Rotation in an AVL tree
In an AVL tree, we have to do Left or Right rotation for rebalancing a tree in case of an imbalance. Below is the representation of how the tree structure will change after a rotation.
Let T1, T2 are subtrees of the tree rooted with x
and x & T3 are subtree of tree rooted with y
y x
/ \ Right Rotation / \
x T3 - - - - - - - > T1 y
/ \ < - - - - - - - / \
T1 T2 Left Rotation T2 T3
Keys in both of the above trees follow the
following order
keys(T1) < key(x) < keys(T2) < key(y) < keys(T3)
So BST property is not violated anywhere.

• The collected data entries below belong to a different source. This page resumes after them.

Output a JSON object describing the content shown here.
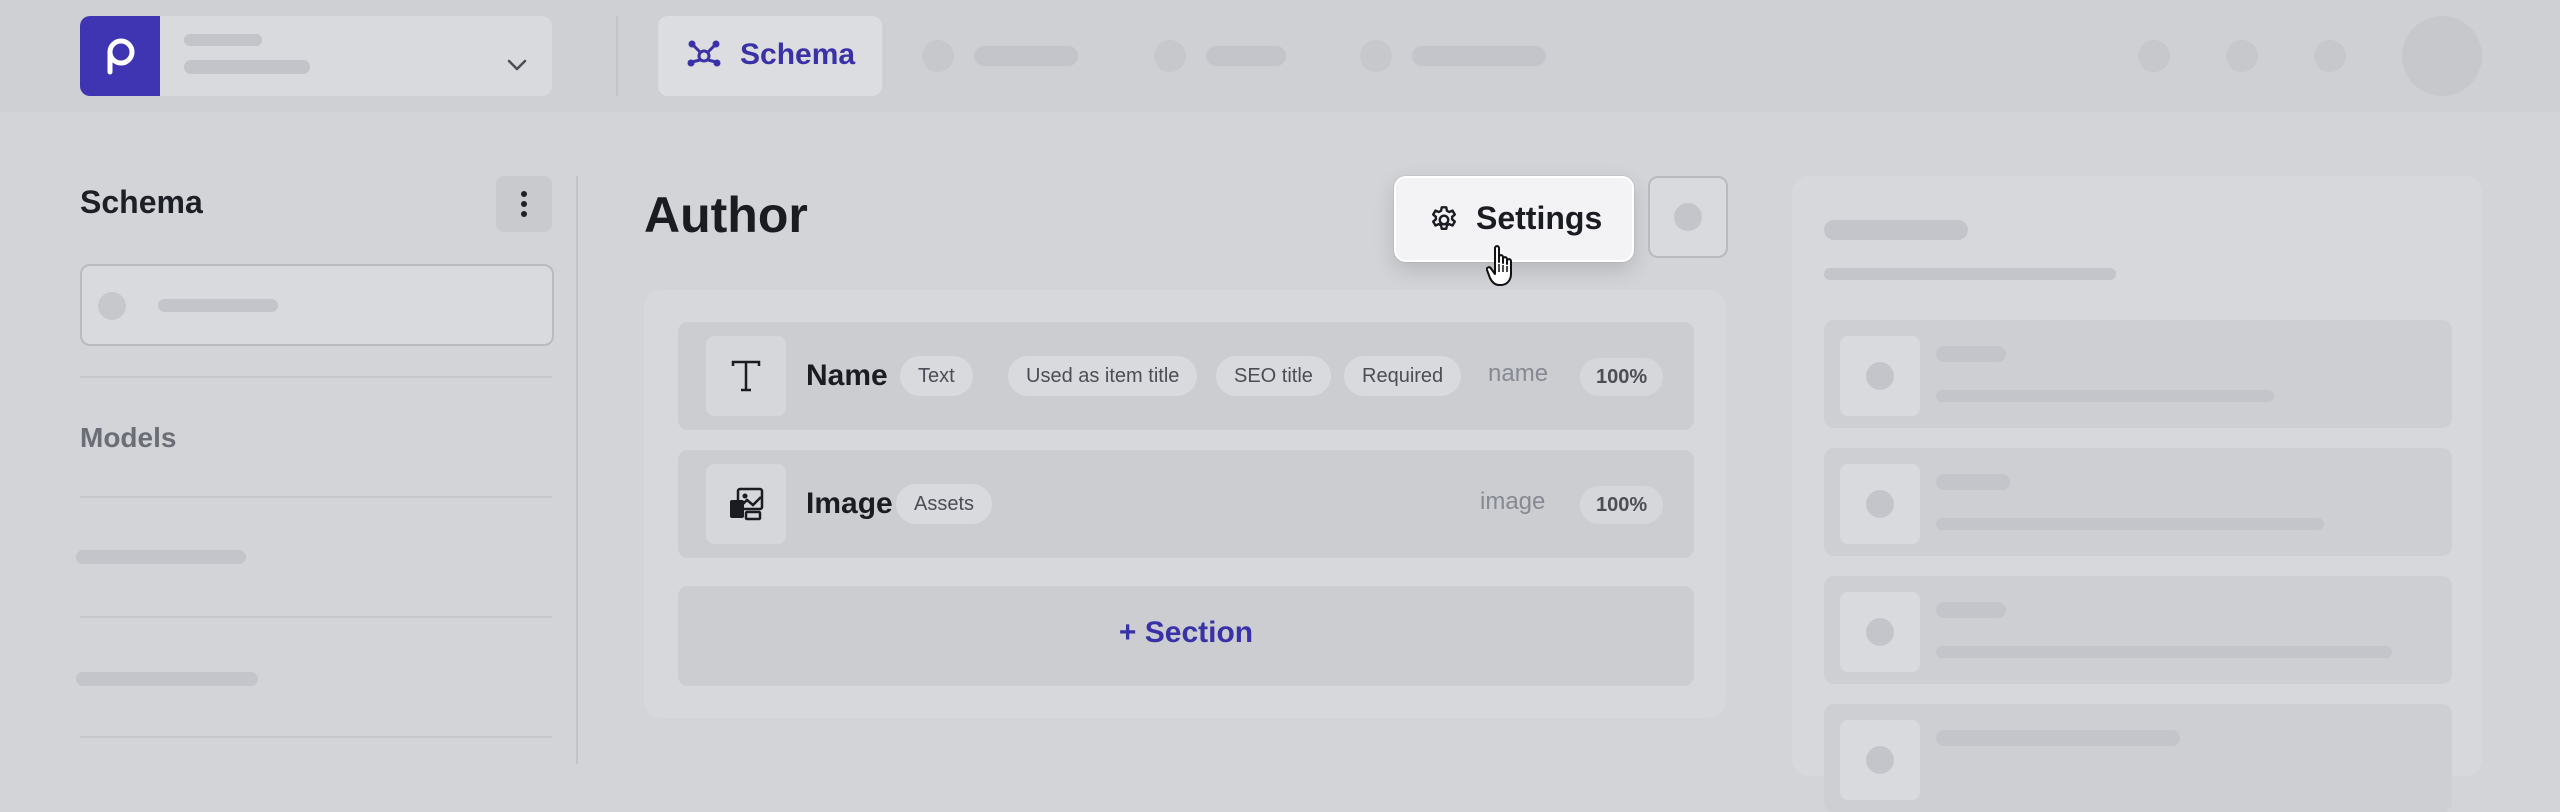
{
  "topnav": {
    "active_tab_label": "Schema",
    "icons": [
      "schema-icon",
      "chevron-down-icon",
      "logo-icon"
    ]
  },
  "sidebar": {
    "title": "Schema",
    "models_label": "Models"
  },
  "main": {
    "title": "Author",
    "settings_label": "Settings",
    "fields": [
      {
        "name": "Name",
        "icon": "text-type-icon",
        "tags": [
          "Text",
          "Used as item title",
          "SEO title",
          "Required"
        ],
        "api_key": "name",
        "completeness": "100%"
      },
      {
        "name": "Image",
        "icon": "image-assets-icon",
        "tags": [
          "Assets"
        ],
        "api_key": "image",
        "completeness": "100%"
      }
    ],
    "add_section_label": "+ Section"
  },
  "colors": {
    "accent": "#3f35b3",
    "background": "#d3d4d8"
  }
}
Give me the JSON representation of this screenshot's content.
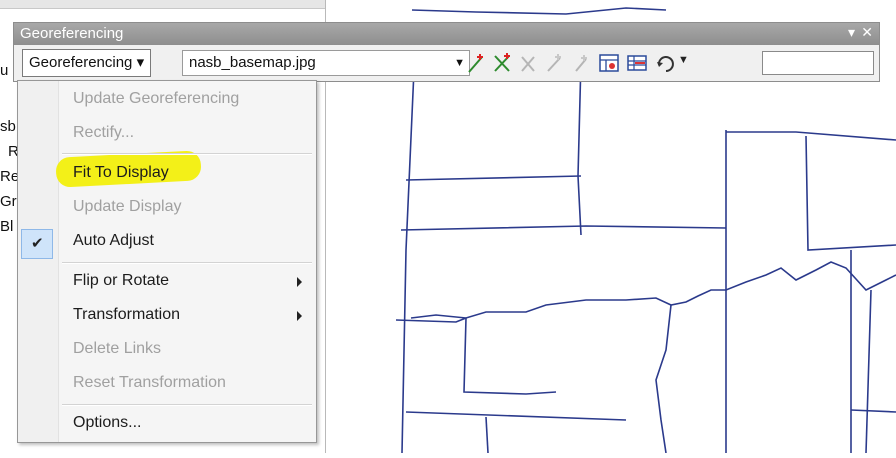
{
  "toolbar": {
    "title": "Georeferencing",
    "menu_button": "Georeferencing ▾",
    "layer": "nasb_basemap.jpg",
    "icons": [
      "add-control-points-icon",
      "auto-registration-icon",
      "select-link-icon",
      "zoom-to-selected-link-icon",
      "delete-link-icon",
      "view-link-table-icon",
      "raster-table-icon",
      "rotate-icon"
    ]
  },
  "toc": {
    "fragments": [
      "u",
      "sb",
      "R",
      "Re",
      "Gr",
      "Bl"
    ]
  },
  "menu": {
    "items": [
      {
        "label": "Update Georeferencing",
        "enabled": false
      },
      {
        "label": "Rectify...",
        "enabled": false
      },
      {
        "label": "Fit To Display",
        "enabled": true,
        "highlighted": true
      },
      {
        "label": "Update Display",
        "enabled": false
      },
      {
        "label": "Auto Adjust",
        "enabled": true,
        "checked": true
      },
      {
        "label": "Flip or Rotate",
        "enabled": true,
        "submenu": true
      },
      {
        "label": "Transformation",
        "enabled": true,
        "submenu": true
      },
      {
        "label": "Delete Links",
        "enabled": false
      },
      {
        "label": "Reset Transformation",
        "enabled": false
      },
      {
        "label": "Options...",
        "enabled": true
      }
    ],
    "check_mark": "✔"
  },
  "colors": {
    "map_lines": "#2b3a8c",
    "highlight": "#f3f000",
    "title_bar": "#999999"
  }
}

Various cases in which rotations are done
1. Left-Left case
In the following tree, x is left child of y and y is the left child of z, hence to balance this tree we have to right rotate this tree around the node z.
2. Left-Right Case
In the following tree, x is the right child of y, and y is the left child of z, hence to balance this tree first we have to left rotate the tree around the node y and then right rotate the resulting tree around the node z.
3. Right-Right Case
In the following tree, x is the right child of y, and y is the right child of z, hence to balance this tree we have to left rotate this tree around the node z.
4. Right-Left Rotation
In the following tree, x is the left child of y, and y is the right child of z, hence to balance this tree first we have to right rotate the tree around the node y and then left rotate the resulting tree around the node z.
Steps for insertion
Suppose we are given an AVL tree T and N is the new node to be inserted.
- Perform a standard BST insertion of node N in the AVL tree T.
- Starting from node N, traverse up until the first unbalanced node is not found. Let z be the first unbalanced node, y be the child of z that comes on the path from p to z and x be the grandchild of z that comes on the path from p to z.
- Rebalance the tree by performing suitable rotations on the subtree. There can be the following 4 possible cases and after choosing what case is it, we have to do appropriate rotation explained above.
- Left-Left Case – y is left child of z and x is left child of y
- Left-Right Case – y is left child of z and x is the right child of y
- Right-Right Case – y is the right child of z and x is the right child of y
- Right-Left Case – y is the right child of z and x is left child of y
Note: We only need to re-balance the subtree where the first imbalance has occurred using the above cased and the complete tree automatically becomes height-balanced.
Example
Let’s understand the steps of doing insertion using the following example. Given an AVL tree with nodes 30, 12, 50, 10, 20, 60, 8, insert the following nodes in a given AVL Tree – 5, 70, 90, 80
Insert 5
Insert 70
Insert 90 and 80
Algorithm
insert_AVL(tree, key){
//normal BST insertion
if(tree == NULL)
return new Node(value);
if(tree->value > key)
tree->left = insert_AVL(tree->left, key)
else if(tree->value > key)
tree->right = insert_AVL(tree->right, key)
else //Duplicate keys are not allowed in BST
return tree;
left_height = height(tree->left);
right_height = height(tree->right);
//find height & balance factor of current node
tree->height = 1+max(left_height, right_height);
balance_factor = left_height - right_height;
//left-left case
if(balance_factor > 1 && key < tree->left->value){
return right_rotate(tree)
}
//left-right case
if(balance_factor > 1 && key > tree->left->value){
tree->left = left_rotate(tree->left)
return right_rotate(tree)
}
//right-right case
if(balance_factor < -1 && key > tree->left->value){
return right_rotate(tree)
}
//right-left case
if(balance_factor < -1 && key < tree->right->value){
tree->right = right_rotate(tree->right)
return left_rotate(tree)
}
return tree
}
Time Complexity
The time complexity of insertion in an AVL tree is O(log N), where N, is the number of nodes in the tree. The important thing to remember is that the rotation operations (left and right rotate) take constant time O(1) as only a few pointers are being changed there. Updating the height and getting the balance factor also takes constant time.